Es geht darum, dass einige Leute hier meinen, dass alle Länder, die die Freundschaft mit den Amis suchen (NATO-Mitgliedschaft, usw) irgendwie dazu gezwungen wurden.
Die Idee, dass diese Länder keine zweite Ukraine werden wollen haben diese Leute natürlich nicht.

Wieso hätte das Staaten wie Polen, Rumänien oder auch die baltischen Staaten dies zum Beitritt bewegen können, wenn es diesen Konflikt zum Zeitpunkt ihrer Beitrittsverhandlungen noch gar nicht gab?

Wohl aber gab es Lobbyarbeit bei den Beitrittskandidaten:

Mittlerweile hatte ein Intellektuellenklüngel, der sich im Dienst der RAND Corporation mit außenpolitischen Fragen befasste – einer seit jeher von Militäraufträgen lebenden Denkfabrik –, an die Arbeit gemacht. Listig entwickelten und verbreiteten diese Leute das Argument, eine Osterweiterung der Nato diene der Friedenssicherung in Europa und richte sich keineswegs gegen Russland.
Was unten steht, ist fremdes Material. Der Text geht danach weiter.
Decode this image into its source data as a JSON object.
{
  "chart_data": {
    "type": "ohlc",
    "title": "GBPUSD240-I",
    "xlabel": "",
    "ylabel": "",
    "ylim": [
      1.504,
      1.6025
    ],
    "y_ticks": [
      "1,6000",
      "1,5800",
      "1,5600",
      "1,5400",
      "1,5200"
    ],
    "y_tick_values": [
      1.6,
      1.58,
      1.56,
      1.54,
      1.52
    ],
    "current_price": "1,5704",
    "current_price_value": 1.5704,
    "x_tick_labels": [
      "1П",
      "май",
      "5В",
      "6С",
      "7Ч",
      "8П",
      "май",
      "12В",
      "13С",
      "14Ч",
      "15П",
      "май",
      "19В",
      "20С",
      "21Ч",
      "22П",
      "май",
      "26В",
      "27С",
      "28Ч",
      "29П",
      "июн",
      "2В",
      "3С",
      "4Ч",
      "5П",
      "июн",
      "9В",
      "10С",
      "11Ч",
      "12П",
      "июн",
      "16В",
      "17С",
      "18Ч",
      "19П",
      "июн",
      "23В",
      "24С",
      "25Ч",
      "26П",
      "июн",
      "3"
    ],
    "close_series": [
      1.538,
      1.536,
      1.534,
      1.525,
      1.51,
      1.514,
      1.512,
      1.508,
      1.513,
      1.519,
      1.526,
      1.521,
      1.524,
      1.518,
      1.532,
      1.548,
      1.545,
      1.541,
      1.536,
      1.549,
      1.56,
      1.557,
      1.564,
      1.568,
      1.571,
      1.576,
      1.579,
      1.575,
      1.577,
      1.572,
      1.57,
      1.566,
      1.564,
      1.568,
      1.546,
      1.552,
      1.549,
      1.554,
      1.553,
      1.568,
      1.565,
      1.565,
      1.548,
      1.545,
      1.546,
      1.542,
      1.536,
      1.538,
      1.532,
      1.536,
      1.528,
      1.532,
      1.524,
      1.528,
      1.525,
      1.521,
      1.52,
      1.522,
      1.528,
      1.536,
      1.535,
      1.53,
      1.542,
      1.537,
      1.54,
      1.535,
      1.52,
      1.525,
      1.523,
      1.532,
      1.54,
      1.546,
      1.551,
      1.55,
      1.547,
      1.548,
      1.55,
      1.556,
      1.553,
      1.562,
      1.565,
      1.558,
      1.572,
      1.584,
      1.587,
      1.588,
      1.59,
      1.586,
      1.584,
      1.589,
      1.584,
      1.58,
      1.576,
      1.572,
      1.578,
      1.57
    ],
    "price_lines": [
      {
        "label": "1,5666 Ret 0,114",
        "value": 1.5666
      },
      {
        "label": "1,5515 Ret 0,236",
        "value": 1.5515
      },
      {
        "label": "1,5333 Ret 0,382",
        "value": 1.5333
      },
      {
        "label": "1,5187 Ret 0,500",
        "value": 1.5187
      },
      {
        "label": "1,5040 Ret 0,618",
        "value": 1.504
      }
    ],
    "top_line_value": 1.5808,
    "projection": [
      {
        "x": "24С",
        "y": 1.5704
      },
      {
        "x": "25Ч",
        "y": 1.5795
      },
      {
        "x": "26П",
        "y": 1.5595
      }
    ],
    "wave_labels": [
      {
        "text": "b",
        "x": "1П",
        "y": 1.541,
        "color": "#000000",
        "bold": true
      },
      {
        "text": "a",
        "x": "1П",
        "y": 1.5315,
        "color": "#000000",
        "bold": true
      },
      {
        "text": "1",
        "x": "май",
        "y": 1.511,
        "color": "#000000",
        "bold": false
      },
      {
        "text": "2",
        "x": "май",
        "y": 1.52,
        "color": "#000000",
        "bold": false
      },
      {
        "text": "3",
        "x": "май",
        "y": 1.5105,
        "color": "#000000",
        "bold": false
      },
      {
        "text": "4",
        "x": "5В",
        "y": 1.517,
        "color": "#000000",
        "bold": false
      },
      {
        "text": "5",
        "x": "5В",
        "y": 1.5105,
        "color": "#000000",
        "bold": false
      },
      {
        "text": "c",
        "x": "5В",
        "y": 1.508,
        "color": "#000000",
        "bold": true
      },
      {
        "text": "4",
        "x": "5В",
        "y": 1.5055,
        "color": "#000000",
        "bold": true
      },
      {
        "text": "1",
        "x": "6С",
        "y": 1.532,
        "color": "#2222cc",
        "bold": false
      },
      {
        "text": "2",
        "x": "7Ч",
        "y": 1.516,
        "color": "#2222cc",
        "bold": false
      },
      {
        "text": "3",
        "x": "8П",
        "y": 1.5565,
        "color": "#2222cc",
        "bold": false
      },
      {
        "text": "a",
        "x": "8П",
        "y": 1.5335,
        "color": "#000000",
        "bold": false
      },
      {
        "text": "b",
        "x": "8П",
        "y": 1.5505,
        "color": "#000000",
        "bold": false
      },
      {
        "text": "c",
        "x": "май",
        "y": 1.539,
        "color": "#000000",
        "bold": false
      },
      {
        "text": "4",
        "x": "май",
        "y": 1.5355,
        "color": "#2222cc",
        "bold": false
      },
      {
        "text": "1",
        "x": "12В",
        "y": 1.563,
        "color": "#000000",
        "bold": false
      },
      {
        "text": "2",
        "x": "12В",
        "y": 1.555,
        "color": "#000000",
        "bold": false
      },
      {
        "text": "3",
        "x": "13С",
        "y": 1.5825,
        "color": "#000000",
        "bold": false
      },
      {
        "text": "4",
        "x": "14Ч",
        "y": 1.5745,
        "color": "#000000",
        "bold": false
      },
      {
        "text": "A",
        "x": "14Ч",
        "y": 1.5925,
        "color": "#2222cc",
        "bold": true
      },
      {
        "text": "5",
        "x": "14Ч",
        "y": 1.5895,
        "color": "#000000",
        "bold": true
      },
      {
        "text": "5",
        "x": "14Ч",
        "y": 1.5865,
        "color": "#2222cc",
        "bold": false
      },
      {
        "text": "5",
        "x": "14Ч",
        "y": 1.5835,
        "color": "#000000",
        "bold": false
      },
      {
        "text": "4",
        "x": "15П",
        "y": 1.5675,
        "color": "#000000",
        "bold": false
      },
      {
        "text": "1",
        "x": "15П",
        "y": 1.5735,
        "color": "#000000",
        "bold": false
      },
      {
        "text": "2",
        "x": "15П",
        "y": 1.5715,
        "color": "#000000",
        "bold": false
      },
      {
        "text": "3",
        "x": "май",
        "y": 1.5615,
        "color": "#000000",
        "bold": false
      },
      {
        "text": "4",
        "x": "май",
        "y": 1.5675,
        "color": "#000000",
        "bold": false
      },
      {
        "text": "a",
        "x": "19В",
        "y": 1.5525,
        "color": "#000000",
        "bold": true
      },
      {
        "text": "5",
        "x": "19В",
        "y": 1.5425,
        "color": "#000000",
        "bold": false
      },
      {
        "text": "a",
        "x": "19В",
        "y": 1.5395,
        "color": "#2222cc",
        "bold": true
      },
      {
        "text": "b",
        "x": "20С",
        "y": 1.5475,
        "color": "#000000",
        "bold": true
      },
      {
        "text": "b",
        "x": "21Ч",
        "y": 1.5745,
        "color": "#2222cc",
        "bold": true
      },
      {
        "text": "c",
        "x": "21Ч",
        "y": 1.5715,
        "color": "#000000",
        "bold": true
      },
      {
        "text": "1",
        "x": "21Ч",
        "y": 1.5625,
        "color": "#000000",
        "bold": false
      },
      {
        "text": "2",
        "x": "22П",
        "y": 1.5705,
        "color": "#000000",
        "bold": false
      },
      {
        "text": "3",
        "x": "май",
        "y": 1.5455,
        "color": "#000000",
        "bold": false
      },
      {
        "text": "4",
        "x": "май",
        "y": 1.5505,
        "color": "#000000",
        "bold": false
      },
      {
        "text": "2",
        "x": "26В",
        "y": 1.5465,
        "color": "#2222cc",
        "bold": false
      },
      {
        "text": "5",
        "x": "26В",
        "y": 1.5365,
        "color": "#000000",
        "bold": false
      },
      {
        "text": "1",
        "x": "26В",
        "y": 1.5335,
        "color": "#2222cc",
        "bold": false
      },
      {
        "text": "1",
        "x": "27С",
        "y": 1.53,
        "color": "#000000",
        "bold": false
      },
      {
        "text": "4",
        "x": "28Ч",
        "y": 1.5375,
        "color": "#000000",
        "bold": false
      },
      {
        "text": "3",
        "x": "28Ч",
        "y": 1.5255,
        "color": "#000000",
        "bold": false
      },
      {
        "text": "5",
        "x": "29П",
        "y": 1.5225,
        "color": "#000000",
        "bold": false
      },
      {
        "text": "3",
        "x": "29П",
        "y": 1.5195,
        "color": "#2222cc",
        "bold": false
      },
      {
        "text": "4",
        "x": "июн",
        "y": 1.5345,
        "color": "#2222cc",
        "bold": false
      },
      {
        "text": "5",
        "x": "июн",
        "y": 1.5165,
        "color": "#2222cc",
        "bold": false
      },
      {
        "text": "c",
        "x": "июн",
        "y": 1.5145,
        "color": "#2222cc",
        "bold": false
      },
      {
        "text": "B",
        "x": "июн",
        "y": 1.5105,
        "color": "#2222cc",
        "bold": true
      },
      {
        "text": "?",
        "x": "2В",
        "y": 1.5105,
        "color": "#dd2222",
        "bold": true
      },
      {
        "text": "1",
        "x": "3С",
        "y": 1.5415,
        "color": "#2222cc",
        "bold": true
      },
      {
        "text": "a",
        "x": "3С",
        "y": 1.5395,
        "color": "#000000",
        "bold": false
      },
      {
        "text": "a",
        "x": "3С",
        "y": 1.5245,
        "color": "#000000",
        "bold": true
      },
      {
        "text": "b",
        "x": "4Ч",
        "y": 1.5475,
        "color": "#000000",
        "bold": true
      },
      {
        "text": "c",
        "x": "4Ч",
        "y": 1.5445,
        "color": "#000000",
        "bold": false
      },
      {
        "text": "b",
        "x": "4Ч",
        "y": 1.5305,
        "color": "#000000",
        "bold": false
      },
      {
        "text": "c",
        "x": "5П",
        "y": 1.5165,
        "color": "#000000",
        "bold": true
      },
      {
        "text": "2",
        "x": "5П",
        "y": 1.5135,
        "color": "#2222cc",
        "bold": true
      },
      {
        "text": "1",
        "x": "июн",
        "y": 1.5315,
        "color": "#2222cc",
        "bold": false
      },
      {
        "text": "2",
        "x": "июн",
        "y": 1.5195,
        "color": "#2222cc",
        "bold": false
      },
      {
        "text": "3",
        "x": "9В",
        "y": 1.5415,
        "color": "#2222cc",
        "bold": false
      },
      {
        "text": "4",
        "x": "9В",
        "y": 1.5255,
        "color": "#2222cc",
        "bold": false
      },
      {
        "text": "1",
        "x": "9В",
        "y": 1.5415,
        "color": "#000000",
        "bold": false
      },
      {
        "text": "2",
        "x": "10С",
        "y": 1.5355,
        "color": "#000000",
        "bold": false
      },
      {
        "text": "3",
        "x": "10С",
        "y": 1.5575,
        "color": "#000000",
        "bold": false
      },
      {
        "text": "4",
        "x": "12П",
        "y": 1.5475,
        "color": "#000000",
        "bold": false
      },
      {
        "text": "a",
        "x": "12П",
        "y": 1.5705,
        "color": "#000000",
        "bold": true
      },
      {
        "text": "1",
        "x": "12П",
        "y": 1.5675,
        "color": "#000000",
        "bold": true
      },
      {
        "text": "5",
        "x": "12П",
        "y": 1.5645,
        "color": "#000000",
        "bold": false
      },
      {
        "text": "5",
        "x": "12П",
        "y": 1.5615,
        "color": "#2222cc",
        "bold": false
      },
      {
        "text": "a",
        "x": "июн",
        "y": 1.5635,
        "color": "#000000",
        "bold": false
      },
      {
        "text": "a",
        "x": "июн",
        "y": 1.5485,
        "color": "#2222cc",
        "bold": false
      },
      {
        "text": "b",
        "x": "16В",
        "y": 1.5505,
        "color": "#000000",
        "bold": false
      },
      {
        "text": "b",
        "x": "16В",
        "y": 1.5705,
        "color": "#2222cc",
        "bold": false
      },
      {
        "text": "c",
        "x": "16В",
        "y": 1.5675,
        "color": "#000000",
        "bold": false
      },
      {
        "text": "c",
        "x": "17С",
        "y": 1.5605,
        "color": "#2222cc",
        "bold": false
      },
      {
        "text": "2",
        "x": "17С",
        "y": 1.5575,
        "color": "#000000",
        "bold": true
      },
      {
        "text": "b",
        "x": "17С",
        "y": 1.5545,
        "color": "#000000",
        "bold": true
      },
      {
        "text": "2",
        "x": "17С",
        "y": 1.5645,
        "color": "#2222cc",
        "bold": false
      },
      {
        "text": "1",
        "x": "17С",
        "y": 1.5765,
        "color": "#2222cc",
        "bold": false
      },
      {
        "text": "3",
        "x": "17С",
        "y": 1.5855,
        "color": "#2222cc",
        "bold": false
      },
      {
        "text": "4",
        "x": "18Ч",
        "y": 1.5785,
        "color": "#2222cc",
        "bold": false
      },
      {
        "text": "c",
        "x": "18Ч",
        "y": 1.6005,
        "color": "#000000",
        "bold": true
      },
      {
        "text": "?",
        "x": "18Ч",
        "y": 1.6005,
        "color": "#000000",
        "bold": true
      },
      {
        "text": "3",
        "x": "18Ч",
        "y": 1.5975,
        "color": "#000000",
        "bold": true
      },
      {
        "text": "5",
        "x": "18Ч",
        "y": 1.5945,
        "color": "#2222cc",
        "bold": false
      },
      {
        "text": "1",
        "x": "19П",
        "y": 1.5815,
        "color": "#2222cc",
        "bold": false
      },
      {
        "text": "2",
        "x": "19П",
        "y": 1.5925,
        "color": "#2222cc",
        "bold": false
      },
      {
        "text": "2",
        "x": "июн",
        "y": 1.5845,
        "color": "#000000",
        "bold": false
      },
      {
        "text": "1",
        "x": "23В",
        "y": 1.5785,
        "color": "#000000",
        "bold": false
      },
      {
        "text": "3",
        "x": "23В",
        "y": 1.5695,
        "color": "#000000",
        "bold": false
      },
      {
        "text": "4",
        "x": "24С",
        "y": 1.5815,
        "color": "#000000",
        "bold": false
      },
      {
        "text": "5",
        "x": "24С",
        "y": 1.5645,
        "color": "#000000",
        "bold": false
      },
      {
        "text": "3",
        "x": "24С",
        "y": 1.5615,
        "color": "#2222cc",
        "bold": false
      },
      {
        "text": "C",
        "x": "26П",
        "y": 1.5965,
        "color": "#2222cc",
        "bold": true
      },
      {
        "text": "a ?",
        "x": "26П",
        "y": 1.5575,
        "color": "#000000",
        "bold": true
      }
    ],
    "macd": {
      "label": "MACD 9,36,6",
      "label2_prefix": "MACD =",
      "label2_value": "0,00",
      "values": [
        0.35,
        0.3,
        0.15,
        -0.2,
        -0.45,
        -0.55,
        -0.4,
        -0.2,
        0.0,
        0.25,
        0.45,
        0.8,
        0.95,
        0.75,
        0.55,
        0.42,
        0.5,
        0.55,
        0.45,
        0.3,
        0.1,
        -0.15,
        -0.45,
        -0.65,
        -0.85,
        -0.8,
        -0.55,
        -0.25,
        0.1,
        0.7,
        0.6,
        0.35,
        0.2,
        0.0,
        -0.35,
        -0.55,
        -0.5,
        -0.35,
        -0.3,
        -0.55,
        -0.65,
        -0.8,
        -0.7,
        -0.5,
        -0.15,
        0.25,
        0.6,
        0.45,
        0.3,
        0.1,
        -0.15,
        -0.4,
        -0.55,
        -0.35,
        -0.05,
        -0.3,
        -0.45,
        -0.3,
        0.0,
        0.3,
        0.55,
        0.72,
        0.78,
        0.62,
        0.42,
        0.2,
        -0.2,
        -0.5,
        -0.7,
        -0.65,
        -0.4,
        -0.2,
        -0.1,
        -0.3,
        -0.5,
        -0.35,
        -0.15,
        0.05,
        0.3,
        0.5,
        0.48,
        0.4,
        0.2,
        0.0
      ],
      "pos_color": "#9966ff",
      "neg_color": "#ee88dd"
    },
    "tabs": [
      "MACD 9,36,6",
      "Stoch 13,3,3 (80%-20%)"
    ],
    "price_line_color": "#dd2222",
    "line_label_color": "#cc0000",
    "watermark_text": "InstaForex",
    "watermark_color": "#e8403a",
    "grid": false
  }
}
Der führende Kopf der Truppe war der mittlerweile verstorbene Ron Asmus. Nur wenige Monate nach dem Mauerfall hatte dieser in Warschau einen RAND-Workshop veranstaltet, bei dem die Möglichkeit, amerikanische Streitkräfte auf polnischem Boden zu stationieren, erörtert wurde.
(...)
Im April 1997 unternahm Augustine (CEO von Lockheed Martin) eine Reise zu seinen künftigen Kunden in Polen, Tschechien und Ungarn, versäumte auch nicht, einen Abstecher nach Rumänien und Slowenien zu machen, und vergewisserte sich, dass es ein großes Potential an F-16-Interessenten gab. Clinton hatte verkündet, die Nato würde für Osteuropa eine ebensolche Wohltat sein, wie es der Marshallplan nach dem Zweiten Weltkrieg für Westeuropa gewesen war. Viele der verarmten exkommunistischen Länder, deren Militär zumeist klein und marode war, wollten unbedingt mit von der Partie sein. „Augustine schaute den Leuten tief in die Augen“, erinnert sich Pawloski, der frühere Lockheed-Verkäufer, „und sagte: ‚Ihr habt vielleicht nur eine kleine Luftwaffe, vielleicht zwanzig Maschinen, aber die werden in der ersten Liga mitspielen müssen.‘ Das hieß, dass sie an der Seite der U. S. Air Force fliegen und F-16 brauchen würden, um mithalten zu können.“ In Wirklichkeit hatte Augustine neben diesem schlichten Verkaufsargument mehr zu bieten, unter anderem ein üppiges Diner, zu dem er ungarische Politiker in die Budapester Oper lud.
(...)
Zurück nach Washington. Dort war inzwischen eine neue, beeindruckende Lobby-Gruppe in Erscheinung getreten: das U. S. Committee to Expand Nato. Sein Mitbegründer und Vorsitzender, Bruce P. Jackson, war ein früherer Nachrichtendienstler der U. S. Army und zu Reagans Zeiten im Pentagon tätig gewesen. Nun hatte Jackson sich dem Streben nach einem „Europe whole, free and at peace“ verschrieben. Seine Leistungen im Dienste des Komitees wurden nicht bezahlt. Zum Glück hatte er seinen Geldberuf beibehalten – bei der Lockheed Martin Corporation (LMC), wo er als Vizepräsident für Strategie und Planung für Augustine arbeitete.
(...)
Weniger angenehm war das Lobbying, mit dem andere europäische Länder Bekanntschaft machen durften. So zählte etwa Rumänien zu denen, die hofften, in die Allianz aufgenommen zu werden und die Früchte dieses neuzeitlichen „Marshallplans“ genießen zu dürfen. Doch das Land lag in Trümmern. Seine Wirtschaft war noch kaum über das Niveau hinausgekommen, auf dem die verrückte Wirtschaftspolitik Nicolae Ceaușescus, des 1989 gestürzten und hingerichteten Tyrannen, sie zurückgelassen hatte. In einem Weltbank-Bericht von 1997 heißt es: „Die Armen leben mehrheitlich in Häusern, die traditionell aus Lehm und Stroh gebaut werden, haben kein Leitungswasser und keinen Kanalanschluss.“ Doch derart traurige Verhältnisse beeindruckten unsere Reisenden in Rüstungssachen nicht sonderlich. Vertreter der Firma Bell Helicopter Textron, des Herstellers der Cobra-Kampfhubschrauber, überredeten die rumänische Regierung 1996 dazu, 96 Super Cobra-Hubschrauber zu kaufen, ein 1,4-Mrd.-Dollar-Geschäft. Die Maschinen sollten im Lande gefertigt und auf den Namen „Dracula“ umgetauft werden.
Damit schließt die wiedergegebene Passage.